Влюбленного — хотя ни он, ни Катрин ни словом не обмолвились о любви. Они были товарищами, школьниками, сбежавшими с уроков, детьми на субботней прогулке. Они дружили, и их отношения были столь же безмятежны, как у брата и сестры. Дэвид легко улавливал настроение Катрин и веселился вместе с ней, а когда она уходила, его переполняло обожание. Спал он или бодрствовал, перед его глазами всегда кружилась тонкая фигурка в зеленом платье. Он не строил планов и ничего не загадывал на будущее, а просто наслаждался первой ступенью любовной лихорадки, когда живешь одной лишь надеждой на новую встречу.
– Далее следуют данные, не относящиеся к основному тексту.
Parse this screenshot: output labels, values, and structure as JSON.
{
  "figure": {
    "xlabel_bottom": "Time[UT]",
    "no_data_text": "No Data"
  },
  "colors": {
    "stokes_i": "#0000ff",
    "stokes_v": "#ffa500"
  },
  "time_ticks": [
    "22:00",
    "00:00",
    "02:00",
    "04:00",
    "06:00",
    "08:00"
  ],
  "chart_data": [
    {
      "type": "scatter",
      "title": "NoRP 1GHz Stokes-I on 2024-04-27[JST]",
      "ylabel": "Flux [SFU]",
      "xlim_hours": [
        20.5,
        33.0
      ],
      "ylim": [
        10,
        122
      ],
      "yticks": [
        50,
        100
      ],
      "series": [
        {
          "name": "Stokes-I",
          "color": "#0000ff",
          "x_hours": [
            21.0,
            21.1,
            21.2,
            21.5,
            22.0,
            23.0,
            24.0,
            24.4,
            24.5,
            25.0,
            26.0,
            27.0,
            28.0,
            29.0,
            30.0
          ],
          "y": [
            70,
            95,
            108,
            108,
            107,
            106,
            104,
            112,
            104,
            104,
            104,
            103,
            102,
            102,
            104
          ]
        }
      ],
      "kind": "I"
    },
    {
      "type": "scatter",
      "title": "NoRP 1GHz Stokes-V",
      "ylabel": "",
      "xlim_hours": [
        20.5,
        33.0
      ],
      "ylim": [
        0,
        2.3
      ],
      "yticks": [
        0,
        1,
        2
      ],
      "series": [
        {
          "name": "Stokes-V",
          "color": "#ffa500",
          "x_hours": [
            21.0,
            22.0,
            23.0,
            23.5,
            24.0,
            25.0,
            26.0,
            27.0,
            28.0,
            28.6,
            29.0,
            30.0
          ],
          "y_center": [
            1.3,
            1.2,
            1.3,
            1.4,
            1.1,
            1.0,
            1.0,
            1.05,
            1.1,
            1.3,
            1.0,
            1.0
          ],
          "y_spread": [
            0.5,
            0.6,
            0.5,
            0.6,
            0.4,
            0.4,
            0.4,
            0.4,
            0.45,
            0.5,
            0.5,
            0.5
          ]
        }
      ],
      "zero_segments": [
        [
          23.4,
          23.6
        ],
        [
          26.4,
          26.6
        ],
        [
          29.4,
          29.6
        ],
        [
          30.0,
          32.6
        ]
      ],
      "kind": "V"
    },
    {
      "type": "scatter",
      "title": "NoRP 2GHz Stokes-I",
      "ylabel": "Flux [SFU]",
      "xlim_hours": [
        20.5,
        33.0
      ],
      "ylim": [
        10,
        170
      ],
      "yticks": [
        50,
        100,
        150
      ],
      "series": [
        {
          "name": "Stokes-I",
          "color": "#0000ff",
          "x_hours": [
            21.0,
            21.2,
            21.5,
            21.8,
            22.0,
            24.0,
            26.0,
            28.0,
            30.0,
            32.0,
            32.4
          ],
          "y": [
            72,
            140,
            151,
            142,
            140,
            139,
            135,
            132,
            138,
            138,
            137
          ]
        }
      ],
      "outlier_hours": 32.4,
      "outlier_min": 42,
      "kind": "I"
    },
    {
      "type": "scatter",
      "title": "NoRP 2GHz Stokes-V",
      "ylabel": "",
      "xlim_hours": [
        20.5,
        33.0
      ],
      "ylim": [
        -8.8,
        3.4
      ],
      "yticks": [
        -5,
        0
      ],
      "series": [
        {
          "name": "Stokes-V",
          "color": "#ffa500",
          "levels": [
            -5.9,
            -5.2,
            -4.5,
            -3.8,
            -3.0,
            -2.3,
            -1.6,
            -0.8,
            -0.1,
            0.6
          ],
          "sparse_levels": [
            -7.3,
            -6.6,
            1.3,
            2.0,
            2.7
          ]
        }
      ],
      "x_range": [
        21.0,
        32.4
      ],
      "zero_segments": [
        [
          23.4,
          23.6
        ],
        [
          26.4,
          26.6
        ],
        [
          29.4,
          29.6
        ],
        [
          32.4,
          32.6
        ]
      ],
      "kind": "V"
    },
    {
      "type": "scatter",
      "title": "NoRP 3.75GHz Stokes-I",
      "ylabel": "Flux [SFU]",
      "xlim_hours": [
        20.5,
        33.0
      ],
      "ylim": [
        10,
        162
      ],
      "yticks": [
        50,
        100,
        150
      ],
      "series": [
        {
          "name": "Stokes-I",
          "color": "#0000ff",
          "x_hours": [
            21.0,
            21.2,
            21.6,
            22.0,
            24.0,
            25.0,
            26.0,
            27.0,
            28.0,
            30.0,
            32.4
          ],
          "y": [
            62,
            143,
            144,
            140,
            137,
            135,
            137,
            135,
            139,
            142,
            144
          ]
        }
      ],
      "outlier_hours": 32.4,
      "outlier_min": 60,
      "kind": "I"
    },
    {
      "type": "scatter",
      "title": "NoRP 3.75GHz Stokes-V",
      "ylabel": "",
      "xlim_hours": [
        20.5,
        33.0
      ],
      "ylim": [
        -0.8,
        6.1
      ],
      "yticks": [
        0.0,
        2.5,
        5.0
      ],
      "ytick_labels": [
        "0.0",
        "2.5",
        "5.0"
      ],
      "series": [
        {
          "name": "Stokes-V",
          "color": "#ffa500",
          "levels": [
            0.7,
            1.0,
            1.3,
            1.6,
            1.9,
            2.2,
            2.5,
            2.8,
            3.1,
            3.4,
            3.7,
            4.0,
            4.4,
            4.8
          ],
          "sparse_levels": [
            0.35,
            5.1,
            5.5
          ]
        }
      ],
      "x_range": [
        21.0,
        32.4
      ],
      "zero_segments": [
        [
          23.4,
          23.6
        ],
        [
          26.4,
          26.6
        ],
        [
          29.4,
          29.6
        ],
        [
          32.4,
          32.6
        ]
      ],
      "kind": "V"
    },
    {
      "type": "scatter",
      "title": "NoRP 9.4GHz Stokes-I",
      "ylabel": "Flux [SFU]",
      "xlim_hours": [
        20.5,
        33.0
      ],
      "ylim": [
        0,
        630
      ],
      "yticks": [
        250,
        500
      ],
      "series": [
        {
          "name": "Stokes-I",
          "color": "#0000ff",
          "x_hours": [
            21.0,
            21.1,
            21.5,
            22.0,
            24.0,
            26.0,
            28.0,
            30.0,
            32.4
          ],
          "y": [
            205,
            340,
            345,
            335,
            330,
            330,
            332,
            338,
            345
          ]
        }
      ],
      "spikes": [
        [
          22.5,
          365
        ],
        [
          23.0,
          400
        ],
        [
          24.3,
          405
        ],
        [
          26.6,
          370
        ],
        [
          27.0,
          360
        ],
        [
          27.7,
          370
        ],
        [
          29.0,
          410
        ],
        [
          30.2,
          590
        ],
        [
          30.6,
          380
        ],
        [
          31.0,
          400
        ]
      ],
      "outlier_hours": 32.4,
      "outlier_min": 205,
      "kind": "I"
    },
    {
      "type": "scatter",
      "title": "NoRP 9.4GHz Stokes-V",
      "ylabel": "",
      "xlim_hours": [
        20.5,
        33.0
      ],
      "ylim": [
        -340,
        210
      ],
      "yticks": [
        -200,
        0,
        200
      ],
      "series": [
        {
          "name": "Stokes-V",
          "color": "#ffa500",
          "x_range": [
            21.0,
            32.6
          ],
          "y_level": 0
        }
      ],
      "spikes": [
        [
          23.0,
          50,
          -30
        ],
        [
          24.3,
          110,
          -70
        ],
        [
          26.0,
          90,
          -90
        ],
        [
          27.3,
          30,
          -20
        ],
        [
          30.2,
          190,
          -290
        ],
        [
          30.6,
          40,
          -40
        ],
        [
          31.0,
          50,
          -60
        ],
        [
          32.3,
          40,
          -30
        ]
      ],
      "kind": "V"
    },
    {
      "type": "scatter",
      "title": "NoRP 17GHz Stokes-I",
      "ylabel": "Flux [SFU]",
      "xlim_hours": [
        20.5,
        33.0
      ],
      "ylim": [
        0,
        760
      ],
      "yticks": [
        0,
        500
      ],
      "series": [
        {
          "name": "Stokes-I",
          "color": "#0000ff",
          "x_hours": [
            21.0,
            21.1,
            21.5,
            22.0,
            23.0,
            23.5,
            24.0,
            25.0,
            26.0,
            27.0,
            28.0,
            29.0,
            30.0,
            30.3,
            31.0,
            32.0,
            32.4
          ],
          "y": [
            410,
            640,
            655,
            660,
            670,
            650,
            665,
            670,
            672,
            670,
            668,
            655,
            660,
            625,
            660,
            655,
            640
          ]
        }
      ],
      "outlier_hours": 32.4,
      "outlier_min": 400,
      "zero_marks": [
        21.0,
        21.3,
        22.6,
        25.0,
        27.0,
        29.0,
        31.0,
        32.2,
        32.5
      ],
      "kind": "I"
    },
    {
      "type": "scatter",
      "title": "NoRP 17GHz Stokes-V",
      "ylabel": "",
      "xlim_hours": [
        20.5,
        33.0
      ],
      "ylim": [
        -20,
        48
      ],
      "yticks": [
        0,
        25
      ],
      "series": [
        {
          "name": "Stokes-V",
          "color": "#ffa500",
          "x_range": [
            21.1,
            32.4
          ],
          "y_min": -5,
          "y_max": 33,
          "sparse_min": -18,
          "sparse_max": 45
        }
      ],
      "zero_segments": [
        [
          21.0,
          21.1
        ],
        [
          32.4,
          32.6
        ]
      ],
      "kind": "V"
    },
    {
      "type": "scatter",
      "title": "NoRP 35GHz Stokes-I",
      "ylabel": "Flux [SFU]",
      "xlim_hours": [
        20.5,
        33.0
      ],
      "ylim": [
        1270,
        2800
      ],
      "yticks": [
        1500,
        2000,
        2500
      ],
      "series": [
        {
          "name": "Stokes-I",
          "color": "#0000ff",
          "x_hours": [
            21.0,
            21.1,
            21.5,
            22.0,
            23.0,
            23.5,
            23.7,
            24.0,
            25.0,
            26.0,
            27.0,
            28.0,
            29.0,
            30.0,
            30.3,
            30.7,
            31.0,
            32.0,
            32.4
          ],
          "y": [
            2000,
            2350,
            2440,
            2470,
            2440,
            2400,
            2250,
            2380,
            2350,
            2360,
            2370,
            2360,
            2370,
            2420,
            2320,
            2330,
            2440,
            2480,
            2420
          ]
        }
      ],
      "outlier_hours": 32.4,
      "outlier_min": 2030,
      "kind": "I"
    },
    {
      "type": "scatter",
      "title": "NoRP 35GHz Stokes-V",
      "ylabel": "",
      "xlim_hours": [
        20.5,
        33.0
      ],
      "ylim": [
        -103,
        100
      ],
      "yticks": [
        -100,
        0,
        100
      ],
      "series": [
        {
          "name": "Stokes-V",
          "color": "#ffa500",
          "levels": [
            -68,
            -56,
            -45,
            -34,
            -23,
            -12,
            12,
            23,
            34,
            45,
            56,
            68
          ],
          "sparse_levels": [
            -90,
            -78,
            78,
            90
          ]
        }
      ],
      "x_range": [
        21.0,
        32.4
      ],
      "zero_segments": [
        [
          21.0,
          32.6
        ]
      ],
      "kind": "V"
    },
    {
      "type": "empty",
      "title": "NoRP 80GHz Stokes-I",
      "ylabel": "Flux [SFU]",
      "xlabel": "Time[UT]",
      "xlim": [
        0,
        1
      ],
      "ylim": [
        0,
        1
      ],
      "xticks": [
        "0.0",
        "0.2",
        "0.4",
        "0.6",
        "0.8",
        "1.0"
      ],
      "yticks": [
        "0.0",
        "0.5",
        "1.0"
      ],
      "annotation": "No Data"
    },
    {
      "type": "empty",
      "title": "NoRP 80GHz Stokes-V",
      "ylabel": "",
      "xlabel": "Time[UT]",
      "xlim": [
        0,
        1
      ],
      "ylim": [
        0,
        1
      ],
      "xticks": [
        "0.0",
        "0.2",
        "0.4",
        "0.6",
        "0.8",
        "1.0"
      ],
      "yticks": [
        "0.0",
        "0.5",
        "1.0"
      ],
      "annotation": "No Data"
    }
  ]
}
Увлеченный чувствами, он стал беспечным и не заметил того, что увидела Изобел. Его служанка, оживленная осознанием, что делает с хозяином одно, пусть беззаконное и опасное, дело, и очарованная благородством и красотой Катрин, вела себя столь же неспокойно, как курица, вышедшая с выводком утят на берег пруда. Она суетилась и кудахтала, с нетерпением ожидая каждого возвращения Дэвида. «У нас что-то неладное деется, — как-то сказала она. — Как засиживаюся до света, так и чудится мне, будто у дома кто-то крадется, тихохонько, аки лисица, токмо еще покашливает да позевывает, так что навряд то зверюга дикая. А намедни, токмо вы со двора, сэр, кто-то из-за березок шасть и айда за вами. Прям аки смертушка по пятам». Дэвид развеял ее страхи, но в последнюю ночь, расставшись в Катрин в Раю, он по привычке проводил ее взглядом, и в призрачном лунном свете ему показалось, что кто-то движется недалеко от нее, прячась в зарослях папоротника. Он добрался до кирки с первыми лучами солнца, и опять ему померещилось, что кто-то шуршит в кустах бузины, а затем с торфяной поленницы вдруг упал кусок торфа.